Add more descriptive title and summary later.

In [8]:
import sqlite3

In [9]:
%load_ext sql
%sql sqlite:///nyc_inspections.db

The sql extension is already loaded. To reload it, use:
  %reload_ext sql


Before diving too deep, let's explore the base tables in the database to see any missing or out of place values.

In [10]:
%%sql
SELECT boro, COUNT(camis) AS n_restaurants FROM restaurants
GROUP BY boro
LIMIT 5;

 * sqlite:///nyc_inspections.db
Done.


BORO,n_restaurants
0,78
Bronx,19620
Brooklyn,55205
Manhattan,77600
Queens,48972


Looks like there's an error with the borough Staten Island.

In [11]:
%%sql
SELECT * FROM inspections
ORDER BY INSPECDATE
LIMIT 5;

 * sqlite:///nyc_inspections.db
Done.


INSPECDATE,INSPECTYPE,CAMIS,SCORE,GRADE,VIOLCODE
1900-01-01 00:00:00,,50125332,,,
1900-01-01 00:00:00,,50113608,,,
1900-01-01 00:00:00,,50132947,,,
1900-01-01 00:00:00,,50131641,,,
1900-01-01 00:00:00,,50107034,,,


Dataset documentation states any entries with an inspection date of 1900-01-01 are new restaurants without an inspection yet. These will have to be filtered out in later analyses.

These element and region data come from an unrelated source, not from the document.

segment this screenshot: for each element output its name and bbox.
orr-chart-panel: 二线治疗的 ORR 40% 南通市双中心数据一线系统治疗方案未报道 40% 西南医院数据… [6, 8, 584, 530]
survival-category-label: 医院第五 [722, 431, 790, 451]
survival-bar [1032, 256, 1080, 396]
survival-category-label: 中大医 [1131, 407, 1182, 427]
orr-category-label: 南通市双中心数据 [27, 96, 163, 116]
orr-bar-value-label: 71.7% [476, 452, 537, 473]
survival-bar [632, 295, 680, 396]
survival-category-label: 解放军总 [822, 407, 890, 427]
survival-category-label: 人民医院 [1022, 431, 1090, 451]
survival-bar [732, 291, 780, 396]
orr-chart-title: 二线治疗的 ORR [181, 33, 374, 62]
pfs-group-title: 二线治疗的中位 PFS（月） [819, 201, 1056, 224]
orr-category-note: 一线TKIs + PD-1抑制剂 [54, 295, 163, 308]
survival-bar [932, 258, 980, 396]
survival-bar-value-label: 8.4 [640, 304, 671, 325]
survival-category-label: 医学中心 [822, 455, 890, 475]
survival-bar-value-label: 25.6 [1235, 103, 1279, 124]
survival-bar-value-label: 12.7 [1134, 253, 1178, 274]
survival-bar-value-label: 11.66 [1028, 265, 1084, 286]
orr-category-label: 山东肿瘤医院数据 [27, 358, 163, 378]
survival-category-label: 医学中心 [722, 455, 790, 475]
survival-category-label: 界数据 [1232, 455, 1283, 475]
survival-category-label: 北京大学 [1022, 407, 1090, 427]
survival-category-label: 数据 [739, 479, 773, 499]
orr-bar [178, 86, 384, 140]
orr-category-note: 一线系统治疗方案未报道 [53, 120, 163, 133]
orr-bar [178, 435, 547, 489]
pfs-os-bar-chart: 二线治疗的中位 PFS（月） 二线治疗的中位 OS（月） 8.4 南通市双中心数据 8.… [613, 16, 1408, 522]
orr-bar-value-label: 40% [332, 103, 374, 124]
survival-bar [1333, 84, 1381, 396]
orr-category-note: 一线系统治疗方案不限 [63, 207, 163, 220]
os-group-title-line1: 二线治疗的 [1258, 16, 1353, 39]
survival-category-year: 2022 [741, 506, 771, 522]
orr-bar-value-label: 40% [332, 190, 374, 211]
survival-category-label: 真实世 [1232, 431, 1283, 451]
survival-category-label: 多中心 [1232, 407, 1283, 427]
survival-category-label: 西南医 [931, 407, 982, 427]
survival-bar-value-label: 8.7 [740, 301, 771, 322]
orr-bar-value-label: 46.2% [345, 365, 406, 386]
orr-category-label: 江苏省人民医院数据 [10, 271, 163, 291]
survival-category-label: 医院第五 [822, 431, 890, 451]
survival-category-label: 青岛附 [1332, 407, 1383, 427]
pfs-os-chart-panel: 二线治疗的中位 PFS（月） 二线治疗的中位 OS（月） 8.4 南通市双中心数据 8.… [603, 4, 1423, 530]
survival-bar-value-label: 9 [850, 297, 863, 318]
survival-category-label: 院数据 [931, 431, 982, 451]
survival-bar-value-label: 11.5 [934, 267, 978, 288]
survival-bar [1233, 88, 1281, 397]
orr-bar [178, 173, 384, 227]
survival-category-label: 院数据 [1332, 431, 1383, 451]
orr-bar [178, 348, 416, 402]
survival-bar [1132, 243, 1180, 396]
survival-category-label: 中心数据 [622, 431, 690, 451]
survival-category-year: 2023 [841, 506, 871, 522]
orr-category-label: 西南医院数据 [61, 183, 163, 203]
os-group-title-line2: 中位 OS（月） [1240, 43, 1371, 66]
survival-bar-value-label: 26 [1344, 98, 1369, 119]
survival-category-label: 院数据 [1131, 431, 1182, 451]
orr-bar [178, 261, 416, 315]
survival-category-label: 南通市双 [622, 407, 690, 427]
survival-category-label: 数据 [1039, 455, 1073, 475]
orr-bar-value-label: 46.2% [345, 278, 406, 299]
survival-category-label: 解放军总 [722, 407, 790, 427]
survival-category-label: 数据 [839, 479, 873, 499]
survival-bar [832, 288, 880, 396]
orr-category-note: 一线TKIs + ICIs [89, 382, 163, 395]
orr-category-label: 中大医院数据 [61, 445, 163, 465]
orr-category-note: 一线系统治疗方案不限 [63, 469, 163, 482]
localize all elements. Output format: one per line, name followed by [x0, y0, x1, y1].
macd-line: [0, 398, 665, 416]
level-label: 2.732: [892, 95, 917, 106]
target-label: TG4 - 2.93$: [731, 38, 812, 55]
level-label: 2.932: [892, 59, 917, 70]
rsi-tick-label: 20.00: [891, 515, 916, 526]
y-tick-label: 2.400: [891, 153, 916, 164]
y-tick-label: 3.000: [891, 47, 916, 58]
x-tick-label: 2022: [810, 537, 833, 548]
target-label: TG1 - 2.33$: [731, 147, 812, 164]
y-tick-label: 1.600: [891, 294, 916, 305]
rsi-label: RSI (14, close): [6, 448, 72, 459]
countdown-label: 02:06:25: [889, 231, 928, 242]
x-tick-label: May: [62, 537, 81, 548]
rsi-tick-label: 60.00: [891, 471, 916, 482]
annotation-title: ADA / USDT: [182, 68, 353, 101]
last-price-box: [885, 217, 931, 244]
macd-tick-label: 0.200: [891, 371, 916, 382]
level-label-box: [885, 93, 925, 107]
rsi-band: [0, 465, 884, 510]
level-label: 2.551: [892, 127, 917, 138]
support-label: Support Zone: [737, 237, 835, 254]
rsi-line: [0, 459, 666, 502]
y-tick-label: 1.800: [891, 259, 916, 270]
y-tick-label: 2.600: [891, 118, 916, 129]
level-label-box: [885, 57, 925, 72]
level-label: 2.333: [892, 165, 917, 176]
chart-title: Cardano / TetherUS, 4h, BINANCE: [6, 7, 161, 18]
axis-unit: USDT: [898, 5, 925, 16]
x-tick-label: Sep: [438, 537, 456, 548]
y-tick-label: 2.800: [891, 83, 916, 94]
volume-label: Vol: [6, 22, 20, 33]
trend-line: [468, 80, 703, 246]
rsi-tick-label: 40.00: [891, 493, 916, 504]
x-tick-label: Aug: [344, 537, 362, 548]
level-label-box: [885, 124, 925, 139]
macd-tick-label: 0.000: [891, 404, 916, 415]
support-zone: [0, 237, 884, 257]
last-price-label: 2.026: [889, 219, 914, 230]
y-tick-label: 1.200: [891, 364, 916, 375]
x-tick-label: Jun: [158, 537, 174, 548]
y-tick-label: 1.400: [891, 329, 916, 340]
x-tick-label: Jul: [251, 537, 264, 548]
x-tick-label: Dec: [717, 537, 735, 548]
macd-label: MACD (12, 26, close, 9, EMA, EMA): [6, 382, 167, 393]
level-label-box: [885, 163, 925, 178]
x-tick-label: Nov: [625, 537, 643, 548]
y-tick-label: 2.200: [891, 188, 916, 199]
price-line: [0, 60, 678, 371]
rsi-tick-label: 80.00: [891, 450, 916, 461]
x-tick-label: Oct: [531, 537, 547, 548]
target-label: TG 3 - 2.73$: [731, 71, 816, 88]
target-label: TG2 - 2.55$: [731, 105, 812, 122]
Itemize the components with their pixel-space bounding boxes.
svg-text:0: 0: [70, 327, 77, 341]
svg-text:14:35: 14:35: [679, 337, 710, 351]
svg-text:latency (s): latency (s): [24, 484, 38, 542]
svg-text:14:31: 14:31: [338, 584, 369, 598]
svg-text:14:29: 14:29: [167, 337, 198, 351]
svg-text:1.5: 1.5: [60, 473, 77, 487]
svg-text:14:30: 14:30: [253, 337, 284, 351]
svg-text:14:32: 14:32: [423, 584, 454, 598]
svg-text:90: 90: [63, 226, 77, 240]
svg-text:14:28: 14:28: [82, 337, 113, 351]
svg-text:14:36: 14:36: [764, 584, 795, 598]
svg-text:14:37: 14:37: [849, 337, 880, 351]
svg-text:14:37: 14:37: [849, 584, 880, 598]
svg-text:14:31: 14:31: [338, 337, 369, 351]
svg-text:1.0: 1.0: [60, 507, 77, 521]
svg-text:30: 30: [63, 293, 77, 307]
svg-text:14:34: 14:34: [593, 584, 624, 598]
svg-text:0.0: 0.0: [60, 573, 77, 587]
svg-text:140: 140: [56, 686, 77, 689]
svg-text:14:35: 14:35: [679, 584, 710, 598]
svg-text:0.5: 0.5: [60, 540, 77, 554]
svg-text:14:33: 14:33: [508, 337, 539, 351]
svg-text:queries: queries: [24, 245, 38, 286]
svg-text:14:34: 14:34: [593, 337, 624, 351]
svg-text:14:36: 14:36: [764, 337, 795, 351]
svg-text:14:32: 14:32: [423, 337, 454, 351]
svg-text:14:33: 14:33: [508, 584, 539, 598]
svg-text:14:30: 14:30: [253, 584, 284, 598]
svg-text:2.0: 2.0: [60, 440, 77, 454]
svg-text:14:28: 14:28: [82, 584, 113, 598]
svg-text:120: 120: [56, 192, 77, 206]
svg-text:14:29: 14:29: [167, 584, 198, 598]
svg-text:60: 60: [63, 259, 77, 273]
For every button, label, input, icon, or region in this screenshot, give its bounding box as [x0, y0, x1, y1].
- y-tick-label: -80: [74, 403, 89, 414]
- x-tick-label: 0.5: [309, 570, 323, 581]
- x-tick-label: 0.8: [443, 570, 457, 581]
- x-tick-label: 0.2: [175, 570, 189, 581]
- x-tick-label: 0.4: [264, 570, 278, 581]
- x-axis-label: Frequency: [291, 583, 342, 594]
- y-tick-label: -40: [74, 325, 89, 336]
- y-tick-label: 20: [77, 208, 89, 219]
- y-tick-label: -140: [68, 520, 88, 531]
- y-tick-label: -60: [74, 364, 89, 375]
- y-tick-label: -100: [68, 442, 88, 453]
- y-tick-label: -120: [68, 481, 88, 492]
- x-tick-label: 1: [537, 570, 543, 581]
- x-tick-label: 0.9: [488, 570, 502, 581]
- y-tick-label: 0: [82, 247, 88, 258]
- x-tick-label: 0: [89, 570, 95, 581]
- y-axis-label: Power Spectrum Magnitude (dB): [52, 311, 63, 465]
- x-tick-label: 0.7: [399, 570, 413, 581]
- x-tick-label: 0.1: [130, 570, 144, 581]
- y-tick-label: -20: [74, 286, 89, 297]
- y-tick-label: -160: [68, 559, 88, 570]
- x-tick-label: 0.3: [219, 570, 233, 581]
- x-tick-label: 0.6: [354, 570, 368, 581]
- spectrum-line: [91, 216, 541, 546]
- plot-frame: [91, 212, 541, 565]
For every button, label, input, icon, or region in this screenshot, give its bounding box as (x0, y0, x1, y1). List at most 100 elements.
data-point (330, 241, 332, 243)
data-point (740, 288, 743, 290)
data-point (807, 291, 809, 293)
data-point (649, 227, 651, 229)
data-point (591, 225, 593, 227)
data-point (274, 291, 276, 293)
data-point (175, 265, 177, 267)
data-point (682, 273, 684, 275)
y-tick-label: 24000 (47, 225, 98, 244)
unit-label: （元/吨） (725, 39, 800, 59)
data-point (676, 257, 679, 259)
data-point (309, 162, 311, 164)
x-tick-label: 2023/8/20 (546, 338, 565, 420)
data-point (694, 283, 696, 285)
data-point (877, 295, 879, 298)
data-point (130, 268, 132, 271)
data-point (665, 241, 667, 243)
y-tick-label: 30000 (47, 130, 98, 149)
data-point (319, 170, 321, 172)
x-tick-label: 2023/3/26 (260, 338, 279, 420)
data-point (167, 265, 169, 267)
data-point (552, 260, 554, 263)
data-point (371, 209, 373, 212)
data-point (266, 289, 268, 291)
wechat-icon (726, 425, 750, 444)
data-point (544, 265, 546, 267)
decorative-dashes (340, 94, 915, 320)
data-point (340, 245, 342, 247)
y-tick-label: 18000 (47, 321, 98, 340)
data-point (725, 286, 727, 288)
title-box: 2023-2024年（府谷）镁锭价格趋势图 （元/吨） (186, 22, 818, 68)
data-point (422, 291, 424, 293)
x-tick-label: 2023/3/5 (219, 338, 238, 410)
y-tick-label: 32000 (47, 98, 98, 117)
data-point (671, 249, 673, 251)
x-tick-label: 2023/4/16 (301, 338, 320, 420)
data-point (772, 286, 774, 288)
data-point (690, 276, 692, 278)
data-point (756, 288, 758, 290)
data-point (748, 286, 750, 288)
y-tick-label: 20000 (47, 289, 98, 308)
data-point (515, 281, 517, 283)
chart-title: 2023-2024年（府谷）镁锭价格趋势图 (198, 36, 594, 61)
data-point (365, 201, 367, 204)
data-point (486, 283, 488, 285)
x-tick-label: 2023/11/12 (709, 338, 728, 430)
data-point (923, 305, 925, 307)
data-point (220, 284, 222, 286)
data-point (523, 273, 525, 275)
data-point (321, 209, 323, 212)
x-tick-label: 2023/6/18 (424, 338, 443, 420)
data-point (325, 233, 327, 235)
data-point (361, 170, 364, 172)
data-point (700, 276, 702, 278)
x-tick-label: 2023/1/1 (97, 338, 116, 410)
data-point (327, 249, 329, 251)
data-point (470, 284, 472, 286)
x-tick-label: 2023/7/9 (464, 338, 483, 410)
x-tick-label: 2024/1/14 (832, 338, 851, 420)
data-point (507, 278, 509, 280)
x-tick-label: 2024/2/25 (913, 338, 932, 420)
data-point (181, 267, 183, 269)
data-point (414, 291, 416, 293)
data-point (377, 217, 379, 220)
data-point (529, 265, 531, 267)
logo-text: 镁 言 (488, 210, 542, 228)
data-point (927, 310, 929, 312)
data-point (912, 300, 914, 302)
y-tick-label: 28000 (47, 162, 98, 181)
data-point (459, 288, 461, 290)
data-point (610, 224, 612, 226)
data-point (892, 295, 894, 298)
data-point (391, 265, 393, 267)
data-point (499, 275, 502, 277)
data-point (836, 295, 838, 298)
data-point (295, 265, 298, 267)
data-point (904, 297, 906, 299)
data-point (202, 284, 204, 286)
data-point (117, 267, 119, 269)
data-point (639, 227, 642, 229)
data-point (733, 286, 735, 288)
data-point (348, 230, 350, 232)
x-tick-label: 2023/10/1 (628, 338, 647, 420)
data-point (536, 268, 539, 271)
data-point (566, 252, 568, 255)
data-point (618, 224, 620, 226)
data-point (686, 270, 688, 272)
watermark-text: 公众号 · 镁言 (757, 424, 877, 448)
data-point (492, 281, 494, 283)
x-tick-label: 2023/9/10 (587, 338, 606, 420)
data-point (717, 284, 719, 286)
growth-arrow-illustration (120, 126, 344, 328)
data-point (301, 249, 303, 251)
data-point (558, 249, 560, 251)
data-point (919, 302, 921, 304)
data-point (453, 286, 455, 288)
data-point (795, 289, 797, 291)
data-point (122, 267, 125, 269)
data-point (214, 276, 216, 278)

Let's start by seeing how many total restaurants are in this dataset?

In [12]:
%%sql
SELECT COUNT(DISTINCT camis) AS n_restaurants
FROM inspections;

 * sqlite:///nyc_inspections.db
Done.


n_restaurants
28348


In [13]:
# Save result to workspace
n_restau = _

Next we'll try filtering the results for inspections that resulted in a valid grade. For anything but initial inspections, grades are not given unless the score is <= 13. If a restaurant recieves a score > 13, the grade for that inspection will still be the grade received during the last inspection cycle and is therefore not reflective of their "current" grade.

In [14]:
%%sql
SELECT camis, MAX(inspecdate) AS lastinspection, grade, score
FROM inspections
WHERE (
      inspectype IN (                                            
            'Cycle Inspection / Re-inspection',
            'Pre-permit (Operational) / Re-inspection'
            )
      OR (inspectype IN (
            'Cycle Inspection / Initial Inspection',                                  
            'Pre-permit (Operational) / Initial Inspection'
            )
            AND SCORE <= 13
            )
      OR (inspectype IN (                                                    
            'Pre-permit (Operational) / Reopening Inspection',
            'Cycle Inspection / Reopening Inspection'
            )))
      AND GRADE IN ('A', 'B', 'C', 'P', 'Z')
GROUP BY camis
LIMIT 10;

 * sqlite:///nyc_inspections.db
Done.


CAMIS,lastinspection,GRADE,SCORE
30075445,2023-02-03 00:00:00,Z,13.0
30112340,2022-07-13 00:00:00,A,11.0
30191841,2022-01-04 00:00:00,A,12.0
40356018,2022-02-01 00:00:00,A,7.0
40356483,2022-08-19 00:00:00,A,2.0
40356731,2023-01-17 00:00:00,A,9.0
40357217,2021-07-28 00:00:00,A,10.0
40359480,2022-05-03 00:00:00,A,9.0
40359705,2022-02-10 00:00:00,A,12.0
40360045,2023-01-31 00:00:00,A,13.0


How many restaurants does this leave us with?

In [15]:
%%sql
SELECT COUNT(camis) AS n_restaurants
FROM (
      SELECT camis, MAX(inspecdate) AS lastinspection, grade, score
      FROM inspections
      WHERE (
            inspectype IN (                                            
                  'Cycle Inspection / Re-inspection',
                  'Pre-permit (Operational) / Re-inspection'
                  )
            OR (inspectype IN (
                  'Cycle Inspection / Initial Inspection',                                  
                  'Pre-permit (Operational) / Initial Inspection'
                  )
                  AND SCORE <= 13
                  )
            OR (inspectype IN (                                                    
                  'Pre-permit (Operational) / Reopening Inspection',
                  'Cycle Inspection / Reopening Inspection'
                  )))
            AND GRADE IN ('A', 'B', 'C', 'P', 'Z')
      GROUP BY camis
      )

 * sqlite:///nyc_inspections.db
Done.


n_restaurants
22228


In [16]:
n_restau_graded = _

How many restaurants in the dataset did not have valid grades?

In [17]:
df_restau = n_restau.DataFrame()
df_restau_graded = n_restau_graded.DataFrame()

invalid = int(df_restau.values - df_restau_graded.values)
print(f'{invalid} out of {int(df_restau.values)} restaurants had invalid grades.')

6120 out of 28348 restaurants had invalid grades.